Si en un principio, de entrada, el hombre invisible pensó, por su color translúcido, que los cadáveres de la sala de necropsias estaban refrigerados, después descubrió que no. No. Era la transparencia de la muerte que nos deja a todos como santos coloniales de madera policromada, pero con colorcitos discretos, lívidos, de opalino a alabastrino. Los que sí están refrigerados son los N.N., o no identificados, que van a una cava o frigorífico desnudos, colgados de unos ganchos como reses por tres meses, al cabo de los cuales, si nadie los reclama, el Estado los entierra por su cuenta. El Estado, esto es, Colombia, la caritativa.

Cuando el hombre invisible salió, ya era un experto en todo esto. Lo último que vio fue un cadáver boca abajo en una mesa chorreando sangre de la cabeza sobre el piso, y en el mismo piso, en un rincón, una ropa tirada: unos pantalones, una camisa y unos zapatos. Un moscardón pasó zumbando, alborotando el olor fresquecito de la Muerte.

Salí por entre los muertos vivos, que seguían afuera esperando.

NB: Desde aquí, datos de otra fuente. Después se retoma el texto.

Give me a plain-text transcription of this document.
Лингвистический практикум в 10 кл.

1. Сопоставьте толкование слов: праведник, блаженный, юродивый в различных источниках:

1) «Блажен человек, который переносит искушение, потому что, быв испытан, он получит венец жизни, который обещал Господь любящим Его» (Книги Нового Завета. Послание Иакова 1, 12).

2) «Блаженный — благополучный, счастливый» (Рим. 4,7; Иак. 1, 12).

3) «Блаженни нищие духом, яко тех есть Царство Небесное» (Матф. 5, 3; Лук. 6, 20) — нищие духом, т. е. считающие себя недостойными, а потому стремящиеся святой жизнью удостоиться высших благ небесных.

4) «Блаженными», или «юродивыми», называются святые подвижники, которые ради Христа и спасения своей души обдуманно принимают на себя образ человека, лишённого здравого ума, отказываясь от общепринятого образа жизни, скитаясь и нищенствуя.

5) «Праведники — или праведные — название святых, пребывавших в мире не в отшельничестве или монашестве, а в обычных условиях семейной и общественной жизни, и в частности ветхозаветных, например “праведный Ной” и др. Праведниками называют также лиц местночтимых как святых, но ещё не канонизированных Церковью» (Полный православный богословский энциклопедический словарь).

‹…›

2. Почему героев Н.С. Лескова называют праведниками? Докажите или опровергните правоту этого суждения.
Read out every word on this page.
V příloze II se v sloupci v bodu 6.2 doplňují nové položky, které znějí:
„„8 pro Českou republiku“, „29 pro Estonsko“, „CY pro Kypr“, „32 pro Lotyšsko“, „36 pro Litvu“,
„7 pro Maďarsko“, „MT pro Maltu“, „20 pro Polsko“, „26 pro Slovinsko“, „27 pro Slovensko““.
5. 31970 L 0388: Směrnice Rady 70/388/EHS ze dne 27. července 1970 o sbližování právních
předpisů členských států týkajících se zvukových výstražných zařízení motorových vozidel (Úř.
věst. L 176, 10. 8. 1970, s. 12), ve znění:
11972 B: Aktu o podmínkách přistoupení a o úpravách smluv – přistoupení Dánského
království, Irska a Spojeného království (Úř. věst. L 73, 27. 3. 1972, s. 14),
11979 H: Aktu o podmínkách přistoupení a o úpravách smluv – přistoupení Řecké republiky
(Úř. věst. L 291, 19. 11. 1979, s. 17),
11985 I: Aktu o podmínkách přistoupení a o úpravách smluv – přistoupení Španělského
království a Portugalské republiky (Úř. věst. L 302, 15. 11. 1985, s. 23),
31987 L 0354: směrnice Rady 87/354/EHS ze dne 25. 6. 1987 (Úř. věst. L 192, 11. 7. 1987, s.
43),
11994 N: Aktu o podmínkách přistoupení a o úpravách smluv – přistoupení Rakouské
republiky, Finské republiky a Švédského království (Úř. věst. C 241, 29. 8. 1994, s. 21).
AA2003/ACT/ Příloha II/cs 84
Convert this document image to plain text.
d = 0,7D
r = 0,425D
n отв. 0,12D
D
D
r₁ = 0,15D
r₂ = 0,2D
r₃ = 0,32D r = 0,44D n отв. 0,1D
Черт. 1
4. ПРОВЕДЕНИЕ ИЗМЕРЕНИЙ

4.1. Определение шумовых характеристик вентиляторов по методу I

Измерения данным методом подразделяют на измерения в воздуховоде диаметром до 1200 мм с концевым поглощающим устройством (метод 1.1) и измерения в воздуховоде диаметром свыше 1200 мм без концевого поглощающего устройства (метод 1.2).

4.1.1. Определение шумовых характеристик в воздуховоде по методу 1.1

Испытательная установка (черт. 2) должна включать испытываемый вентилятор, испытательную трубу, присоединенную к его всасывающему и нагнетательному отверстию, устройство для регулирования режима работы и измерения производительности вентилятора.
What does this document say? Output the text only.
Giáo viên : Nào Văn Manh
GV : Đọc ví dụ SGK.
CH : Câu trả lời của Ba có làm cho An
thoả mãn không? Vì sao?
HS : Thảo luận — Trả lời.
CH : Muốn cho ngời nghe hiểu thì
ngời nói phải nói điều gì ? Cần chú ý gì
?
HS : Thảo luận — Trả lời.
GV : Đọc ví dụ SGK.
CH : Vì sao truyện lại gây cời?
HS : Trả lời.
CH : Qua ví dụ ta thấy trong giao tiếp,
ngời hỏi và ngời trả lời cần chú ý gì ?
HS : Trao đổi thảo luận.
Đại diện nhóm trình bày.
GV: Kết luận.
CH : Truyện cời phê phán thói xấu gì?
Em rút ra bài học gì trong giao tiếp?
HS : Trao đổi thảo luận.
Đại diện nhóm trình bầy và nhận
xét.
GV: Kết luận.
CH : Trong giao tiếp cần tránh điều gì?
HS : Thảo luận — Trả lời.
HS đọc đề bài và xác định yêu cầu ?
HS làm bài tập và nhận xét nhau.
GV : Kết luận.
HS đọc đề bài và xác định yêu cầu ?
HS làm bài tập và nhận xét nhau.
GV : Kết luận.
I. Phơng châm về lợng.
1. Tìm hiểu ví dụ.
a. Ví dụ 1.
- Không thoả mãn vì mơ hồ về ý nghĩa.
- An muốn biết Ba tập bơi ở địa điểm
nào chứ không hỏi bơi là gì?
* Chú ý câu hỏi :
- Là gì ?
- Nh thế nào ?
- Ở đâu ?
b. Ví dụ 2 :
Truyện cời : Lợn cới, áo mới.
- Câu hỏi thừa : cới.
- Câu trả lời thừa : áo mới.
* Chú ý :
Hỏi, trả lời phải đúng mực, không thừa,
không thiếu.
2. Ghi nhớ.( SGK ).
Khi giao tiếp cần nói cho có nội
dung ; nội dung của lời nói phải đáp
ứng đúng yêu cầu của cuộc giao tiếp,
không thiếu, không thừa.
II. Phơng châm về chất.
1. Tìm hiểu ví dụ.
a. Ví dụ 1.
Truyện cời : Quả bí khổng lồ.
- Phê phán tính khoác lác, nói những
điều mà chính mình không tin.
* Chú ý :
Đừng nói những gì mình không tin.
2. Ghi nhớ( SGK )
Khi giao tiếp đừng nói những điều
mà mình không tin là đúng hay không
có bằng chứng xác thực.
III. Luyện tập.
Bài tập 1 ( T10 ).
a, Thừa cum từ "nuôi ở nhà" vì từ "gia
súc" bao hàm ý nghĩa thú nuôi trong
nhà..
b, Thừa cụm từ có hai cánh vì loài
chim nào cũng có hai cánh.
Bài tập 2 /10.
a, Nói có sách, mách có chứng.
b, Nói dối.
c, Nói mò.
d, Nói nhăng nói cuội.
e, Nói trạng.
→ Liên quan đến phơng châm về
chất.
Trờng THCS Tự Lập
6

Al salir se me vino a la memoria una frase del evangelio que con lo viejo que soy hasta entonces no había entendido: "Que los muertos entierren a sus muertos". Y por entre los muertos vivos, caminando sin ir a ninguna parte, pensando sin pensar tomé a lo largo de la autopista. Los muertos vivos pasaban a mi lado hablando solos, desvariando. Un puente peatonal elevado cruzaba la autopista. Subí. Abajo corrían los carros enfurecidos, atropellando, manejados por cafres que creían que estaban vivos aunque yo sabía que no. Arriba volaban los gallinazos, los reyes de Medallo, planeando sobre la ciudad por el cielo límpido en grandes círculos que se iban cerrando, cerrando, bajando, bajando. Es la forma que tienen ellos de aterrizar, con delicadezas, con circunloquios sobre lo que les corresponde pero que el hombre necio, enterrador, les quiere quitar ¡para dárselo a los gusanos!